Other promising approaches include some of those Chick et al. classify under their broad ‘linguistic ambiguity’ umbrella. For example, Kühberger and Gradl (2013) suggest that risky-choice framing effects are driven by the sure options in the classic version of the Disease Problem, not by the risky options. If they are correct about this, the standard pattern of responses may be analyzable as a straightforward ‘attribute framing effect’ under the typology developed by Levin et al. (1998). As such, it may be amenable to a range of other explanations, such as the associationist account put forward by Levin and colleagues (Levin 1987; Levin and Gaeth 1988; Levin et al. 1986; Levin et al. 1985; Levin et al. 1998) or the ‘information leakage’ account developed by McKenzie and Sher (Leong et al. 2017; McKenzie and Nelson 2003; Sher and McKenzie 2006, 2008, 2011).

As stated above, these cursory remarks certainly do not rule out the possibility that FTT’s ‘gist-like’ representations contribute to framing effects.
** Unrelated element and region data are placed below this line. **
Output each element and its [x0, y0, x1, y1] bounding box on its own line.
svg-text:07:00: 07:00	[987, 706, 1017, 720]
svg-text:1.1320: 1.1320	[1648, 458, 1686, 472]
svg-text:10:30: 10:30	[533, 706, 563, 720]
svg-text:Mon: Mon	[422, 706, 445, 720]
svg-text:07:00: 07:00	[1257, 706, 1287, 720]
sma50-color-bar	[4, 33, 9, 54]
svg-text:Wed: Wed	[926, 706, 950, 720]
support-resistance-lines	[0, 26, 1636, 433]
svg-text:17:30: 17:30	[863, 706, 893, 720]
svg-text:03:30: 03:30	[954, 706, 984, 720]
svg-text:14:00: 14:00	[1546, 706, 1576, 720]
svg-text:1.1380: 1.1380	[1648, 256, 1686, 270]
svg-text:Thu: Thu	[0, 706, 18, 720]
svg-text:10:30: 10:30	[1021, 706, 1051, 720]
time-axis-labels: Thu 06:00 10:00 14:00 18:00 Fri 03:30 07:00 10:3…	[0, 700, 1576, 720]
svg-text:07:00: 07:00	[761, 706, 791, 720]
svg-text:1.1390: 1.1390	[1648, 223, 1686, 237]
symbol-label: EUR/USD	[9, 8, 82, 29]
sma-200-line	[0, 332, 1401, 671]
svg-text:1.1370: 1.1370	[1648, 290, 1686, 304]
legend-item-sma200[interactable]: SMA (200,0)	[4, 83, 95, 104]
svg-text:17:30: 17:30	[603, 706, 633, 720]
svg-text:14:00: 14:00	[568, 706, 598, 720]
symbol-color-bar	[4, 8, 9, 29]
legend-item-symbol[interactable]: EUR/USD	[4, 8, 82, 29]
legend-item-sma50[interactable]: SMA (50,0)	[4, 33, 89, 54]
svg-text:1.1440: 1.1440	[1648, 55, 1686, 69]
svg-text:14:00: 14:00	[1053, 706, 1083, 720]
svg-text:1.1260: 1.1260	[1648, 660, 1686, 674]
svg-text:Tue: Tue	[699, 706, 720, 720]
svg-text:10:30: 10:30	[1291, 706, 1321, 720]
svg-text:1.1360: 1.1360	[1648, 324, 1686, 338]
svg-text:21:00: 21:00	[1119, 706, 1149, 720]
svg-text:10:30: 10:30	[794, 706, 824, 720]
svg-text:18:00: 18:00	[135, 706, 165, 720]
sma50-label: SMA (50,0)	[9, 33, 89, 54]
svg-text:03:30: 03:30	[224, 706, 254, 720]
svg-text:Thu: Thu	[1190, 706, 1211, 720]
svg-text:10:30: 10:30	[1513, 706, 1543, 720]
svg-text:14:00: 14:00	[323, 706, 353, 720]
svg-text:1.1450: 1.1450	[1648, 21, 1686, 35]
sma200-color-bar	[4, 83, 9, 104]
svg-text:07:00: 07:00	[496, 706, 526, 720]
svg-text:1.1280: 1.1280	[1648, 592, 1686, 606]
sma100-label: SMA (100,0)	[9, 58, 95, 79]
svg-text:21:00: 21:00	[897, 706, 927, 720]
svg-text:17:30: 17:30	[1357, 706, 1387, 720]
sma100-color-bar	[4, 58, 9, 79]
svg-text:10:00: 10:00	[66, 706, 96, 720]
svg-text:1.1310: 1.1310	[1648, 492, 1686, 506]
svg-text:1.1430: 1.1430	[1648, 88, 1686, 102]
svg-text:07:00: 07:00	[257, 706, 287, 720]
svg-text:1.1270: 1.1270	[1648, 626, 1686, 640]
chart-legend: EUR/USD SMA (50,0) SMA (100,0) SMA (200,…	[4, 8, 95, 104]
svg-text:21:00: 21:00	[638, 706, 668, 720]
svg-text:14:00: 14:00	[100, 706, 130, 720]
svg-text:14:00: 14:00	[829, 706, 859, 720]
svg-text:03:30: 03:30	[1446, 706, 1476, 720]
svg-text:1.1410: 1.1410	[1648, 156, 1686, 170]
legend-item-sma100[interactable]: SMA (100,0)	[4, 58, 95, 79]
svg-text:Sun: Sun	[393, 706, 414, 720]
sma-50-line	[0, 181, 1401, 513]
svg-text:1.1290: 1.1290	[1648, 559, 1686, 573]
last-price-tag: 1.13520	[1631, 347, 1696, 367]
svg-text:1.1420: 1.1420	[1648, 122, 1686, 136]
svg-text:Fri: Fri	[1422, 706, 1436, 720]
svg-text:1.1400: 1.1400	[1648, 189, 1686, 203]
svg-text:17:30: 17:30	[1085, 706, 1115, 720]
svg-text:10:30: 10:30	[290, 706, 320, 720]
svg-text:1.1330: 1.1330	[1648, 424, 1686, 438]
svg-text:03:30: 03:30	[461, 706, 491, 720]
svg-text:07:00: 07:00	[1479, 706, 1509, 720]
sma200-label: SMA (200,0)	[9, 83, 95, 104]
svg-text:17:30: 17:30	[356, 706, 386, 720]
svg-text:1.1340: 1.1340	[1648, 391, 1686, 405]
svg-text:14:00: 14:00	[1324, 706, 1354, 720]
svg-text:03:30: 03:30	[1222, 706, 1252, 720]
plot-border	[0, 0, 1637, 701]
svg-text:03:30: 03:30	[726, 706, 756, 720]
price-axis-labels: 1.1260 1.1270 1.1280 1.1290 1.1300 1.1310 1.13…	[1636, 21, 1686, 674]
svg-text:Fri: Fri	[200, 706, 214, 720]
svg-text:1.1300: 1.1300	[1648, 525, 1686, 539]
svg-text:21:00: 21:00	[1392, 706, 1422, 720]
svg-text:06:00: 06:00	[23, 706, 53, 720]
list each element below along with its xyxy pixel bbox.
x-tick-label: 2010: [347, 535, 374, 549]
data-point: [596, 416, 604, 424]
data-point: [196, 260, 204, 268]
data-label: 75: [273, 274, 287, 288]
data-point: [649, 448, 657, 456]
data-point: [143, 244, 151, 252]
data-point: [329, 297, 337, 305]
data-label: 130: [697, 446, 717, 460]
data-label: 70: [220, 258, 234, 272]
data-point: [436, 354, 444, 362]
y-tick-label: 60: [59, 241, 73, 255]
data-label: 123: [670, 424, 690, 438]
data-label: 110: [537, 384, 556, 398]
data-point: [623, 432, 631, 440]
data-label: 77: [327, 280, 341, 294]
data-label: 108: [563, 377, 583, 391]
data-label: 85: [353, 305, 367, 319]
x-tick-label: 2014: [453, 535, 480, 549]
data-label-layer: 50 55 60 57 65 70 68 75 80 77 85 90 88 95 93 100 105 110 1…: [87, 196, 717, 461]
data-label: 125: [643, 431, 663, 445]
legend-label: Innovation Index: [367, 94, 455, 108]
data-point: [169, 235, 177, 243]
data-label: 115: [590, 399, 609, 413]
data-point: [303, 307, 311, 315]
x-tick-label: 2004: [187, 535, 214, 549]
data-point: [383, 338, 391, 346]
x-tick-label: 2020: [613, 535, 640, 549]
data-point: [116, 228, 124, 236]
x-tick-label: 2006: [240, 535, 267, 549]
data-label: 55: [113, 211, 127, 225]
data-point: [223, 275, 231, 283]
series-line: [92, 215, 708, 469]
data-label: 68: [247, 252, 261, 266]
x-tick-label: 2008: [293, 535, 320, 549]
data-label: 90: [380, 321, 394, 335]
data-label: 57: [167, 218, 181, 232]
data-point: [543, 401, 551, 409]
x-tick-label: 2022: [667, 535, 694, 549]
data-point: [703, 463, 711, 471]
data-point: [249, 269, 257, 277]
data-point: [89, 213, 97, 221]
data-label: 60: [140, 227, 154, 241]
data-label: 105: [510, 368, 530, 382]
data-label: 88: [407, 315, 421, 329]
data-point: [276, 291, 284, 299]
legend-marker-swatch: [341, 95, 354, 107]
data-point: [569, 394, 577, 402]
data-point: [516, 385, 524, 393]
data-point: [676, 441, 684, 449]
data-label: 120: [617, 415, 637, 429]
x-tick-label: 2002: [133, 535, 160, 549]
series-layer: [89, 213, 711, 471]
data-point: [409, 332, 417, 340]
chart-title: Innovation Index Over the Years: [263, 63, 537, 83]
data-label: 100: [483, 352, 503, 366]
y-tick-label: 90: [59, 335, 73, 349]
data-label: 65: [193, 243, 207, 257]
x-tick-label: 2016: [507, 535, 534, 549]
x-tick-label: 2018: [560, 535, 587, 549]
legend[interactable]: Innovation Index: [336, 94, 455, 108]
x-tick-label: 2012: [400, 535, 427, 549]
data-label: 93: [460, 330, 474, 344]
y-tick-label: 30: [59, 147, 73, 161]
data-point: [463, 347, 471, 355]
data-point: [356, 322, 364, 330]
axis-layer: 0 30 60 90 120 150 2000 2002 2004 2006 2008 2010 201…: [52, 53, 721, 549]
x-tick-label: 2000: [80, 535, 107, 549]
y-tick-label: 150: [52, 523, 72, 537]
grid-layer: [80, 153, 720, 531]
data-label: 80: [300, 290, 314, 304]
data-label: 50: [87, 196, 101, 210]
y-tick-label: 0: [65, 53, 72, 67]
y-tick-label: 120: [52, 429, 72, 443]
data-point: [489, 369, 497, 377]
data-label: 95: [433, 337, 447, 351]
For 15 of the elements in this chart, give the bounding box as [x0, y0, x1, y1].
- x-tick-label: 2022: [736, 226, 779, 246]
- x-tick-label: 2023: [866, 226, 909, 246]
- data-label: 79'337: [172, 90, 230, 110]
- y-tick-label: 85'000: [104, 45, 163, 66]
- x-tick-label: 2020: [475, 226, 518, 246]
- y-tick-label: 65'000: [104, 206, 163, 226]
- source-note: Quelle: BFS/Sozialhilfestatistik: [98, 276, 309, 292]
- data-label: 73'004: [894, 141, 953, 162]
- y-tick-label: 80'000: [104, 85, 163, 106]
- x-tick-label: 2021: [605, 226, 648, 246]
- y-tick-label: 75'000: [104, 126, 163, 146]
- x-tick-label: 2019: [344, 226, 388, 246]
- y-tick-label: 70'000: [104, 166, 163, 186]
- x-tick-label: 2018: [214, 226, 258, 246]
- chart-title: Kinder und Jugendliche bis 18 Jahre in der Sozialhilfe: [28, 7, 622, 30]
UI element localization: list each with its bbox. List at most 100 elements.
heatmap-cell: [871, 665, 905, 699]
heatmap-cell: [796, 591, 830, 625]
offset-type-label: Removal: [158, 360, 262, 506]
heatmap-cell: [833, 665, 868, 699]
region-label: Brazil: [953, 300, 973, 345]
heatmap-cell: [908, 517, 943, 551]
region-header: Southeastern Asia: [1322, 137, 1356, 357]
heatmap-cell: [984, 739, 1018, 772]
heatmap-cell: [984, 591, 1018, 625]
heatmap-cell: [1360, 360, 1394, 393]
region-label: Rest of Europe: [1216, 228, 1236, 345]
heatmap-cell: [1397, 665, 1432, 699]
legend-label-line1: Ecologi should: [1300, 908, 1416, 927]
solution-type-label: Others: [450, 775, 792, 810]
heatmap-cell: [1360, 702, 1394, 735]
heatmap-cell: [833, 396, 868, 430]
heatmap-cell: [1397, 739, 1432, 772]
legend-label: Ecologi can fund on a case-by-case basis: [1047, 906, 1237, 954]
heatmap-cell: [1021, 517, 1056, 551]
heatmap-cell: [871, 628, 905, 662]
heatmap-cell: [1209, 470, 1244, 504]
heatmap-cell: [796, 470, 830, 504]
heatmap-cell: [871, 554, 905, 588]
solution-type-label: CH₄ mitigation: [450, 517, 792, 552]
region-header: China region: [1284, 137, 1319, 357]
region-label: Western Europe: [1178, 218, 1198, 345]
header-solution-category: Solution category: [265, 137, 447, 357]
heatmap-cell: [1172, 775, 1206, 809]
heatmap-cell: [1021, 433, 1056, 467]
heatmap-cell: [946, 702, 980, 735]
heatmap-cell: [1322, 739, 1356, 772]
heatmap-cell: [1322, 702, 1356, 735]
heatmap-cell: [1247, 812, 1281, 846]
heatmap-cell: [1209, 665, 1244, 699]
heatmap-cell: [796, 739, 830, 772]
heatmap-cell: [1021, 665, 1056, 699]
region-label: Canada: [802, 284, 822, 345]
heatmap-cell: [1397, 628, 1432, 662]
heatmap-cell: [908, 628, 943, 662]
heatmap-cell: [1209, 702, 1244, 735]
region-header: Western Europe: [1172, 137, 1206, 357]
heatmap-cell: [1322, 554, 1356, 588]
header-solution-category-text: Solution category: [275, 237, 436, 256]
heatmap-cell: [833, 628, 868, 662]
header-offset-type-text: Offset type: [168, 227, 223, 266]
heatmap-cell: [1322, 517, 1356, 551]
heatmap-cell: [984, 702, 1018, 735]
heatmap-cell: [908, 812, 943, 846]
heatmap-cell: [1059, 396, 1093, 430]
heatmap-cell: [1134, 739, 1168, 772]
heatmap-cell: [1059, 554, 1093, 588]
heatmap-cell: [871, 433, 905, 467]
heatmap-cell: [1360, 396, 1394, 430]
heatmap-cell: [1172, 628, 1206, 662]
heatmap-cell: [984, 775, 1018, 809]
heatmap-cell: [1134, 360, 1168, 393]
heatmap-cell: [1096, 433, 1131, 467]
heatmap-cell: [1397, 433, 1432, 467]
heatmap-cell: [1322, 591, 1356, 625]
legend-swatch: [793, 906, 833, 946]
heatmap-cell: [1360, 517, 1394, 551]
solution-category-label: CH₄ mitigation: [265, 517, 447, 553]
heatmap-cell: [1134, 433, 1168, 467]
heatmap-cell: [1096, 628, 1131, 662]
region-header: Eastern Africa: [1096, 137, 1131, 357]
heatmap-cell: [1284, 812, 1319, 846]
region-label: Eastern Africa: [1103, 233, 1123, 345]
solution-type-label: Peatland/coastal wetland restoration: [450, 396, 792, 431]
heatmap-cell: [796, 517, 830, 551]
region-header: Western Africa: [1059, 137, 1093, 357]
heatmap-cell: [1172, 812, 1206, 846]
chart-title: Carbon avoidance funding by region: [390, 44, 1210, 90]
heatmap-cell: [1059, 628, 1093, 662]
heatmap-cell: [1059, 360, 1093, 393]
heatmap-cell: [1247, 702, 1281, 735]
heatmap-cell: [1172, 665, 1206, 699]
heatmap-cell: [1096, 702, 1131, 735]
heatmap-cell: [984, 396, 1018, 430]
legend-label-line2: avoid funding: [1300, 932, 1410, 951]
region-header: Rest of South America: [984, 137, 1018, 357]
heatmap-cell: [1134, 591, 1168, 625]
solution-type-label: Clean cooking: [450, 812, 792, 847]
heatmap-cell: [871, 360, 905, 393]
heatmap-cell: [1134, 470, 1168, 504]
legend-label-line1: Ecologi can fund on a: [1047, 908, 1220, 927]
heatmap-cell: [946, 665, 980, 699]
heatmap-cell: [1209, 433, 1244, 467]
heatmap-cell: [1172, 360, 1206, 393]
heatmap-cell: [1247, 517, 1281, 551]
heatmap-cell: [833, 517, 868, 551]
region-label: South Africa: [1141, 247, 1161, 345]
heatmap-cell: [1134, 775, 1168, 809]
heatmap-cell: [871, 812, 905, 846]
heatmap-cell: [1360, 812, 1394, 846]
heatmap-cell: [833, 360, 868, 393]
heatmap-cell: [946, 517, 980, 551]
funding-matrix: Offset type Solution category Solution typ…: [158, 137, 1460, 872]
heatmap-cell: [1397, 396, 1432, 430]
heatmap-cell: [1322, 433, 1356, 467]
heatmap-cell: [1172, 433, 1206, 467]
However, I suggest that showing this to be the case will require significant further work, both to provide independent evidence that number expressions are preferentially interpreted as ‘some and possibly all’; and to assess FTT in relation to other extant accounts of framing effects. Summarizing the discussion in this section, then, the core claim of the fuzzy trace account – that the contrast between ‘some’ and ‘none’ contributes to framing effects – currently rests on rather weaker foundations than the modest version of the lower bounding account to which FTT is also implicitly committed.

7 Conclusion

I have argued that FTT is implicitly committed to a moderate version of the lower bounding hypotheses, according to which lower-bounded representations of quantities contribute to framing effects (without explaining them entirely). In particular, fuzzy-trace theory predicts that the number expressions in the classic Disease Problem are represented as denoting lower-bounded quantities (namely, some and possibly all). As a result, the sure options (Programs A and C) end up being represented as extensionally inequivalent; and this can be expected to contribute to framing effects. This shows FTT to be incoherent as it currently stands. Making sense of it requires dropping, or refining, the claim that decision-makers perceive alternatively framed options as extensionally equivalent; and the related claim that framing effects are irrational. Finally, I noted that much more work is required to show that FTT can account for the portion of the framing effect that is not explained by lower bounding. I suggested that this work might proceed in two directions: first, to demonstrate that numbers are represented as ‘some and possibly all’ across a wider range of numerical reasoning tasks; and, second, to show that FTT explains the relevant framing data better than rival hypotheses on the market. In the meantime, let us at least agree on having explained some of the framing effect!